Configuration drifts silently.

Configuration management asks what each value should be. A harder question comes first: whether anyone decided what the value should be. That question is governance, and drift accumulates in the gap between the two.

Drift is what configuration management produces when governance is missing. Every deployment check can pass while half the parameters carry values nobody confirmed. The configuration is consistent with itself and inconsistent with intent, because intent was never recorded.

Governance is the layer that establishes whether intent was recorded. Classification is how it does that: sorting every parameter by whether a decision exists.

Every parameter has a decision state

Three states cover the working set.

Tracked. Someone decided what this value should be. The decision is recorded in a source of truth the operator owns, whether in version control or in a runtime mechanism. The intended state is whatever that source of truth specifies.

Defaulted. Someone decided to defer to upstream. The deferral can be pinned to upstream's default at install time, or it can float with future upstream defaults. The current state is whatever the chosen variant produces. The Default-value allowlist decides whether future upstream changes can land automatically.

Undecided. No recorded decision exists. The current state is whatever the system happens to be running.

The first two are governed. The third is drift in waiting.

What governance adds is a system that knows which state each parameter is in and refuses to mutate the third automatically. The taxonomy fits in a paragraph. The enforcement layer takes months to build and longer to maintain.

Refuse to act on the unknown

The safety property holds across every toolchain: when automation encounters an undecided parameter, it refuses to mutate it automatically. The form varies by toolchain: halt the deployment for review, block promotion until the parameter is classified, or surface the parameter to an operator while other changes proceed.

Skipping makes the parameter invisible, and the next deployment skips it again. The state nobody chose persists across every run, and drift compounds because the automation has been told to look the other way.

Stopping makes the undecided parameter a forcing function. Someone has to record a decision: either set an explicit value (tracked) or defer to upstream's default (defaulted). The set of unknowns shrinks under deliberate work.

Fail closed on the undecided is the property that closes the loop. Without it, governance is a wish list.

Switch this on against a brownfield catalog and every deployment stops on the first run. Fail-closed needs a bootstrap phase: catalog the existing parameters, classify the obvious ones, then enforce against the residue. How long that takes depends on parameter count, the research cost per parameter, and how much of the original reasoning is still recoverable. The forcing function works on inflow first; older parameters get classified in stages, in the order the next deploy or reconcile forces the question.
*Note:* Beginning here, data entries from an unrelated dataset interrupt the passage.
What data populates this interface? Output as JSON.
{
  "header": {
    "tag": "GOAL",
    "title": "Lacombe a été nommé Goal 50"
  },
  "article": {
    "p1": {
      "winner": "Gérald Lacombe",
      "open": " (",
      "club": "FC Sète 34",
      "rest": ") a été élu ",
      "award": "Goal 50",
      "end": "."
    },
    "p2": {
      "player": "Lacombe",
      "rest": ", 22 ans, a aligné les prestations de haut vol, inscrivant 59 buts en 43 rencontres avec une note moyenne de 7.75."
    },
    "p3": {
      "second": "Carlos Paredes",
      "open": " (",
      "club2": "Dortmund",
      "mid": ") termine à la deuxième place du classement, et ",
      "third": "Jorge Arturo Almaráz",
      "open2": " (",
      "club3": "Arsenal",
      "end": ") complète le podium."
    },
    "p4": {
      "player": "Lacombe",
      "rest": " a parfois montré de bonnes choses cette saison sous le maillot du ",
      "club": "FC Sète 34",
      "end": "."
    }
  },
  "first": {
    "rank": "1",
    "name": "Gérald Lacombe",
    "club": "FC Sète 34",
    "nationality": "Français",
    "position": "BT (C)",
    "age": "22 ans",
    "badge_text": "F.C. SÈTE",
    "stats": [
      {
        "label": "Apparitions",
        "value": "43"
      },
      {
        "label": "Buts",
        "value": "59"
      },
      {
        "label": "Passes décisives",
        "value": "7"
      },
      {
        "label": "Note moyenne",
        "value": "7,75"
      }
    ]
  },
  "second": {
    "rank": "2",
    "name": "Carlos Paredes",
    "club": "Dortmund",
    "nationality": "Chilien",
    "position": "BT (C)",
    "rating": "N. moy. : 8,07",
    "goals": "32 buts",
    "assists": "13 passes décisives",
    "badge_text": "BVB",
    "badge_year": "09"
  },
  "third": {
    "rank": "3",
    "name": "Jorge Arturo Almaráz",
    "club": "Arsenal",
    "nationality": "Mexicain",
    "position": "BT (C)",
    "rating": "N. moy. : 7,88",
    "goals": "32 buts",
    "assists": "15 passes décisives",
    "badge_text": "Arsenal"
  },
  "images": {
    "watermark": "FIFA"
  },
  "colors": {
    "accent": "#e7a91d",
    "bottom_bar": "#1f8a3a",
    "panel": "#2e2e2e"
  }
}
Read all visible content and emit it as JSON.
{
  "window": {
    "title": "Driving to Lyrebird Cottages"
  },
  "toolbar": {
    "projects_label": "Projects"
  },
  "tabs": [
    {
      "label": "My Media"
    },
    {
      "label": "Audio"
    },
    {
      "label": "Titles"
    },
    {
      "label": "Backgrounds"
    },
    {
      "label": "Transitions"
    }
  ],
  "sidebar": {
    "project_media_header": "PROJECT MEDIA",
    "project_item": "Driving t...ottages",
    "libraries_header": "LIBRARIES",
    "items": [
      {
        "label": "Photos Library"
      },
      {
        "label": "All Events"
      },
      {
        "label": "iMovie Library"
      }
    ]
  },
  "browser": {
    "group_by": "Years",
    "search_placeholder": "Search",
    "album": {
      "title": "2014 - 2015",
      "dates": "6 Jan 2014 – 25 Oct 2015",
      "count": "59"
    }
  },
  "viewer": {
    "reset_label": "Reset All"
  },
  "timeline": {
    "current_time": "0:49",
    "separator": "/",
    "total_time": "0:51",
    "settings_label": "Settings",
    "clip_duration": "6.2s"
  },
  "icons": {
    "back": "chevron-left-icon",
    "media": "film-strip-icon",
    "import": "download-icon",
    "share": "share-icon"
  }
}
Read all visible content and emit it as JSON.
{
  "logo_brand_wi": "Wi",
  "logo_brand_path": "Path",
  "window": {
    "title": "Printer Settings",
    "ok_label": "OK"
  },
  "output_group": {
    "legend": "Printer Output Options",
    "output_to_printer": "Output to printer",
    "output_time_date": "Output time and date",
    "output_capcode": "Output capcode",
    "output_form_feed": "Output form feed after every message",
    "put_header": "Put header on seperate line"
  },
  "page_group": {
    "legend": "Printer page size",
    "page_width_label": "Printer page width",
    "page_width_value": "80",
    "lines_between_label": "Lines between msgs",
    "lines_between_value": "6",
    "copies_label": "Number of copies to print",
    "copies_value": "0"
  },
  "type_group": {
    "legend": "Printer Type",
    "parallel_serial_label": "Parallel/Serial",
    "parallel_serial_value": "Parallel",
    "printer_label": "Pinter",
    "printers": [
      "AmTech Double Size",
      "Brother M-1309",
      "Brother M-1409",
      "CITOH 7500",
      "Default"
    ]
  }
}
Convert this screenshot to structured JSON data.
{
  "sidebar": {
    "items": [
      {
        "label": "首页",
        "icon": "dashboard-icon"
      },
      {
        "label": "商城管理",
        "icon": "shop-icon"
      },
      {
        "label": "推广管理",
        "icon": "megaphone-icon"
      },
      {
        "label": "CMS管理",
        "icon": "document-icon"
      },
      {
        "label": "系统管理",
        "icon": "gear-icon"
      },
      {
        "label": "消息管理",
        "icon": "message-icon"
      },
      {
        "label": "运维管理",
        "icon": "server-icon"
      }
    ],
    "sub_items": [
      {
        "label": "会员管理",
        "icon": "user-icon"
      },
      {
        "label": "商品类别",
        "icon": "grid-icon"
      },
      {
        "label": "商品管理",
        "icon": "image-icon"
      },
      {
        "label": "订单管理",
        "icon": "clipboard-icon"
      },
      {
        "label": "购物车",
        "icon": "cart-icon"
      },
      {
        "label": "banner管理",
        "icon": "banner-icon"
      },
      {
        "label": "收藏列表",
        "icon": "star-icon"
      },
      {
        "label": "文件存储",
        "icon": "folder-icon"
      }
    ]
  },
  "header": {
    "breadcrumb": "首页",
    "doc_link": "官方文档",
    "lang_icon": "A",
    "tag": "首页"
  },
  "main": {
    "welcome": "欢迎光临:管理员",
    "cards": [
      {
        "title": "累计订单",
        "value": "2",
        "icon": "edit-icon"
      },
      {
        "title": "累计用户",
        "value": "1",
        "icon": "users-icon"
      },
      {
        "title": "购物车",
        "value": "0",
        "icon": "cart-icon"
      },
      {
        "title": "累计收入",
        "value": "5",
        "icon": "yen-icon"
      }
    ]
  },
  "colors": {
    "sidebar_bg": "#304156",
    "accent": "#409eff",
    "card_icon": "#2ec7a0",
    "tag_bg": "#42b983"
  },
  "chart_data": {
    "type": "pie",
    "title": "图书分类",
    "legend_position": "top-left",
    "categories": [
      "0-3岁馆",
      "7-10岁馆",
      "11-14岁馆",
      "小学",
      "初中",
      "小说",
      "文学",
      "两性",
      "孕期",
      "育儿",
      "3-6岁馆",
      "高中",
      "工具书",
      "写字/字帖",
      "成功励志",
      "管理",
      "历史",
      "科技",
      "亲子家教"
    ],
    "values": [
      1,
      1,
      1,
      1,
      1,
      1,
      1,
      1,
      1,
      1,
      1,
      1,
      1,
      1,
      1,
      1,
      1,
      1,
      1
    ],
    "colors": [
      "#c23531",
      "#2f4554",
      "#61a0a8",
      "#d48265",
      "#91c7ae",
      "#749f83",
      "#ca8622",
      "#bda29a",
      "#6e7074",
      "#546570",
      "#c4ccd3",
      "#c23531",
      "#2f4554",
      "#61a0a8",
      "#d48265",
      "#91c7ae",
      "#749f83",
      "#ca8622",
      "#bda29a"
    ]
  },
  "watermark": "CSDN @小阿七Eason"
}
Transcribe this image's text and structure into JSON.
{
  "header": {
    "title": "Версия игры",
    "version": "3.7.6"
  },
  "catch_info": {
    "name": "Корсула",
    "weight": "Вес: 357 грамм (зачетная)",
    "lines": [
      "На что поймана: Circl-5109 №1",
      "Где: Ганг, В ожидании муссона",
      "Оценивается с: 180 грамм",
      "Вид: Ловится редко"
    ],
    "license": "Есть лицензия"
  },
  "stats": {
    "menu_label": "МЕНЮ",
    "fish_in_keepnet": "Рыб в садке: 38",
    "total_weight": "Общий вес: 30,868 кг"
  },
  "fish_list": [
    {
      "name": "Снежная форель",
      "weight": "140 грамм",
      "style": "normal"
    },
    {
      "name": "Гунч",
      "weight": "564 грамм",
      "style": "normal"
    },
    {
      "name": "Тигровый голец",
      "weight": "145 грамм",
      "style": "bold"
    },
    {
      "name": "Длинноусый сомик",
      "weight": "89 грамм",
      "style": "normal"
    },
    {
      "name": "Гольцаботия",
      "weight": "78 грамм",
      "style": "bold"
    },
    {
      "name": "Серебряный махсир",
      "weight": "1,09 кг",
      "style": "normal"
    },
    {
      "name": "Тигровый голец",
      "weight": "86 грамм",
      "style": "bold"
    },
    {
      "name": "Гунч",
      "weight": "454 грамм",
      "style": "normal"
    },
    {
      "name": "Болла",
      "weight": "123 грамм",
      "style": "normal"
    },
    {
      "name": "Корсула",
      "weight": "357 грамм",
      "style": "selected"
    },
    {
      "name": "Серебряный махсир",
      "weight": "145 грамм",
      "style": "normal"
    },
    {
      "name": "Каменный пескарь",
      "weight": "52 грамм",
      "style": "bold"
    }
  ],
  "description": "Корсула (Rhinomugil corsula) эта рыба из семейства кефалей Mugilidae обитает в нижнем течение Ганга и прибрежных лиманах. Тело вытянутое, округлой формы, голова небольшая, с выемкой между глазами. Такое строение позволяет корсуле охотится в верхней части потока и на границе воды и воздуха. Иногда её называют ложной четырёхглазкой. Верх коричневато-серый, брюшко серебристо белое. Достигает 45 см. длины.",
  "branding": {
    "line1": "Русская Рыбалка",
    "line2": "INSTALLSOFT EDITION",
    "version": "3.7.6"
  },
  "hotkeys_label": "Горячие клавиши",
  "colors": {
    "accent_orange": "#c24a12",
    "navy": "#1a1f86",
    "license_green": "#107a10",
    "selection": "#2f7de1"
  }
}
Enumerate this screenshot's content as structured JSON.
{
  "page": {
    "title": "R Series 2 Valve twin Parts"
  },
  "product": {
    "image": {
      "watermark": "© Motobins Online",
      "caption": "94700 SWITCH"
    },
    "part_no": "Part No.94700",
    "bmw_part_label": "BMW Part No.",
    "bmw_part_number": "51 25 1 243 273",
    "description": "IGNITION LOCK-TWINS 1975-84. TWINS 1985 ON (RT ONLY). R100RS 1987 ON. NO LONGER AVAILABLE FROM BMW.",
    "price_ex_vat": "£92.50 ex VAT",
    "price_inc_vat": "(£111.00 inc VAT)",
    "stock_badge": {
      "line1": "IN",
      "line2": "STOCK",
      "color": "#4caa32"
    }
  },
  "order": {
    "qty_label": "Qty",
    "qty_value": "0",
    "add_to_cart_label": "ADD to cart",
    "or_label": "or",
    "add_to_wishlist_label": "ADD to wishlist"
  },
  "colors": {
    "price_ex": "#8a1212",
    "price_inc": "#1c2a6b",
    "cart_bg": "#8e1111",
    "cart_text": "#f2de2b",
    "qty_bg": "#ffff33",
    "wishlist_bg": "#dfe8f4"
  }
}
The dual allowlist separates "decided" from "safe to auto-apply"

Governance establishes that someone decided. Some decided parameters still need intentional friction before the change lands: confirmation, alarm, abort, or any mechanism that slows the change down. That's a second governance decision: whether the recorded value is safe to auto-apply.

A dual allowlist makes the second decision explicit:

Tracked-value allowlist. Which tracked parameters can be reconciled automatically when running state diverges from the recorded value.
Default-value allowlist. Which defaulted parameters can be auto-applied when upstream defaults change.

A parameter outside its allowlist doesn't auto-apply. Automation reports the divergence (running state versus recorded value for tracked parameters, or previously-applied default versus new upstream default for defaulted parameters) and routes the change through whatever friction the system enforces.

Take a connection pool size. A new service ships with the parameter unspecified, leaving it undecided, and automation refuses to carry it forward silently. An operator measures peak concurrency and records an explicit value (tracked), or accepts the framework's default and records the deferral (defaulted). The dual allowlist then decides whether future changes apply automatically or surface for operator review.

The split exists because "we know what the value should be" and "this is safe to auto-apply" are different claims. Some parameters depend on traffic patterns. Capacity envelopes set others. A few have invariants the configuration schema can't express. Auto-apply a known-correct value on one of those, and a recorded decision still produces a production incident. A traffic-dependent value misfires during a spike, a capacity-bounded one after a fleet resize, a semantics-bearing one during a version bump when the name stays stable but its meaning drifts.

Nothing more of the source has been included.